If we had been able to -- these had occurred last year, I think, between the two largest ones that we had, it would have brought enough sales to give us that 4% to 5% growth that we really need to keep our margins constant. So, they're both very, very large for us. They will be in our number one and number three accounts.
Matt Duncan - Analyst
Okay, fair enough. Then, looking at Aerostructures, the sequential downtick in revenues there, I'm curious how much of that is timing. I know you guys shipped 20 ship sets in the first quarter on the cockpit for BLACK HAWK and it was 18 in the second quarter. How much of that is a timing issue and just matching of revenues to when the product is actually hitting the customer's receiving dock?
Bob Garneau - CFO, EVP
Yes, well, it's easier for me to talk in terms of rate for the quarter because we are still -- we are constrained by not only our customers' ability to ramp their line but also the other subcontractors that are providing the major components into this thing.
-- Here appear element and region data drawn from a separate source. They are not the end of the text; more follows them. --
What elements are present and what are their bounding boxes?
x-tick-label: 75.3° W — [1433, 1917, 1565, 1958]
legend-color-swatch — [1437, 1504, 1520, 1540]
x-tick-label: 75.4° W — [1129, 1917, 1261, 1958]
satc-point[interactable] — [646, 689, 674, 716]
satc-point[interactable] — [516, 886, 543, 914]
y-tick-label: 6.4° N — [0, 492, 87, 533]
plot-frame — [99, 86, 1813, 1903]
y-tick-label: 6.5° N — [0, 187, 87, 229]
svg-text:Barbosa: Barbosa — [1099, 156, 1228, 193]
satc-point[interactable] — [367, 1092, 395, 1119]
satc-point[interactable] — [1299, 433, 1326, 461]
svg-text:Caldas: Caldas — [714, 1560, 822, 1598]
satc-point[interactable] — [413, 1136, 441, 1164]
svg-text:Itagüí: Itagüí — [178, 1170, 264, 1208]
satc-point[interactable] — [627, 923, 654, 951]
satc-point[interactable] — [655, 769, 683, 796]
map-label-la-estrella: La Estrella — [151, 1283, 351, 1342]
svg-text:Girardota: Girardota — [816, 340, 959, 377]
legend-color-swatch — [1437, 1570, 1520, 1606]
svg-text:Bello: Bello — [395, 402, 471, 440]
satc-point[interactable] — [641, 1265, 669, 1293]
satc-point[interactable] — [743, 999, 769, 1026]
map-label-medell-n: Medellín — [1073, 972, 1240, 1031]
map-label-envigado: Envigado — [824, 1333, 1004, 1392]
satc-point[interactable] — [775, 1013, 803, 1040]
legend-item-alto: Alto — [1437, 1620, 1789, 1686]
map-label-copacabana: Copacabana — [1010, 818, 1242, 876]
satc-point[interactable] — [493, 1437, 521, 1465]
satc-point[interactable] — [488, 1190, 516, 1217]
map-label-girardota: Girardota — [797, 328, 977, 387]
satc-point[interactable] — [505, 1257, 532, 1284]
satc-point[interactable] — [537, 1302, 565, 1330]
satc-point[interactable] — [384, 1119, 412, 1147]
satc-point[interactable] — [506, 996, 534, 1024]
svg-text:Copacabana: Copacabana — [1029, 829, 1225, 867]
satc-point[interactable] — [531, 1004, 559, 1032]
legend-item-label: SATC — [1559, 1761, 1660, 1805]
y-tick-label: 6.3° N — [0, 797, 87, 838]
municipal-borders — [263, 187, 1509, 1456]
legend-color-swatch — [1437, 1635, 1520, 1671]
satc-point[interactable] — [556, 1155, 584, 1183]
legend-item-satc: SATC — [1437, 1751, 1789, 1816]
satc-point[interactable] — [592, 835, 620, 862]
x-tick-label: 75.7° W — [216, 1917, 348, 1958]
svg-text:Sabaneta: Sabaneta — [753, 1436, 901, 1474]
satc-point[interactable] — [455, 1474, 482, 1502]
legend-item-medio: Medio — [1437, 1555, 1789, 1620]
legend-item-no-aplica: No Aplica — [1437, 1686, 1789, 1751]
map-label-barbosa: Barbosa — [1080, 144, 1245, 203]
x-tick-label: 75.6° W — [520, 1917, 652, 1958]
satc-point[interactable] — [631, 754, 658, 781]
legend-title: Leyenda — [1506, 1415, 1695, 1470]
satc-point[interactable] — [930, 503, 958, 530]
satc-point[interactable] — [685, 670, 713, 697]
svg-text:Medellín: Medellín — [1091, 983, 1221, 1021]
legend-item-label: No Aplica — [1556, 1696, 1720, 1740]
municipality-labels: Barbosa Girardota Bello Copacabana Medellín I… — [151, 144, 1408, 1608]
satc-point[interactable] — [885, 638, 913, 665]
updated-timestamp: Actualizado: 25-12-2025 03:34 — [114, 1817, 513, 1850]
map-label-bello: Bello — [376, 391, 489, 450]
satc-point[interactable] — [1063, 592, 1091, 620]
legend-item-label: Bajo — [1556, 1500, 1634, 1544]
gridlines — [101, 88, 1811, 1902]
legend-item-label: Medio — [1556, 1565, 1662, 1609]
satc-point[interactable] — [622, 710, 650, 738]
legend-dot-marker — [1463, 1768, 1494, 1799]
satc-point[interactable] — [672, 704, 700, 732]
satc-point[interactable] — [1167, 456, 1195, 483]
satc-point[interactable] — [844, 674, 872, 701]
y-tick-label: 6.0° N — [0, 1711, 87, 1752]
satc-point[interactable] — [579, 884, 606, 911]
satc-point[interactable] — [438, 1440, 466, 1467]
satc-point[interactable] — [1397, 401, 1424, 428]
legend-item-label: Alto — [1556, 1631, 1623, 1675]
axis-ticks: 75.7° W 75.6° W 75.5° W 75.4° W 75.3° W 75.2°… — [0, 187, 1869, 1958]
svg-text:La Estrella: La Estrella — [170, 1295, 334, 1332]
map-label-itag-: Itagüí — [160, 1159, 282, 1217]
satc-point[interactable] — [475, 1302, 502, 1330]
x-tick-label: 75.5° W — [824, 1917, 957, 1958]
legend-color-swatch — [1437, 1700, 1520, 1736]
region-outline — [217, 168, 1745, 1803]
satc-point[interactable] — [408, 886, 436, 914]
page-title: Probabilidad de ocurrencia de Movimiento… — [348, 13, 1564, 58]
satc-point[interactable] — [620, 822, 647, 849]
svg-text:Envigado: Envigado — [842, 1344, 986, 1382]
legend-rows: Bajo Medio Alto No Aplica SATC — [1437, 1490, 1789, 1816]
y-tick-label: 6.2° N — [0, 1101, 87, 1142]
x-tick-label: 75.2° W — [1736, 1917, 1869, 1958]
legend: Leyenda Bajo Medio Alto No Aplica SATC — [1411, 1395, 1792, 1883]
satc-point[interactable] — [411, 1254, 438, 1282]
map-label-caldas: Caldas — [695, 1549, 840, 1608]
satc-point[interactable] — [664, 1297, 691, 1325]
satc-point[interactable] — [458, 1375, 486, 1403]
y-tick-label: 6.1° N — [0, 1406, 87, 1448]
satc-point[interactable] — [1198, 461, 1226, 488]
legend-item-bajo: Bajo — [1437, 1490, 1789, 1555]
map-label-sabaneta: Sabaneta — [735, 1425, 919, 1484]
I would say that a pretty safe bet is that somewhere in the 20 to 24 range is what we should expect to be shipping, based on their just-in-time type of requirements. But we will have the capability to get up to what we think is going to be their maximum rate, which is 10 a month, which is 30 a quarter. We should have that capability and capacity to do that very, very shortly. But we certainly can operate at the eight-a-month rate with the current manpower and tooling.
Matt Duncan - Analyst
So we should expect that to tick back up then probably in the third quarter?
Paul Kuhn - Chairman, President, CEO
Yes.
Bob Garneau - CFO, EVP
Yes, the sales do -- I mean the shipments do drive the sales and the earnings there. I mean, two things affect that. One is the sales and then secondly is any estimates that we do on the profitability on the contracts, where we might have a change because we are either performing better or performing poorer. So those would be the two things that would drive the profits at that segment.
Matt Duncan - Analyst
Okay. Then last question on Music -- Paul, I know you alluded to some of your smaller customers. Some of the smaller retailers are starting to feel like maybe the business is coming back just a little bit. Have you had conversations with a broad cross-section of your customer base there about what they are expecting for this Christmas season?
Paul Kuhn - Chairman, President, CEO
To be honest, anecdotally I don't have that information yet. I think it's probably just a little bit early. We will start seeing that occurring more into the later August, into the September time frame, where I think we will start getting feelings for that.
Matt Duncan - Analyst
Okay, thanks, guys.
Operator
You have no questions at this time. I would now like to turn the call back over to management for closing remarks.
Russ Jones - SVP, Treasurer
Well, thank you, everyone, for joining us today for today's conference call. We look forward to speaking with you again in the future. Bye.
Paul Kuhn - Chairman, President, CEO
Thank you.
Operator
Thank you for your participation in today's conference. This concludes the presentation. You may now disconnect.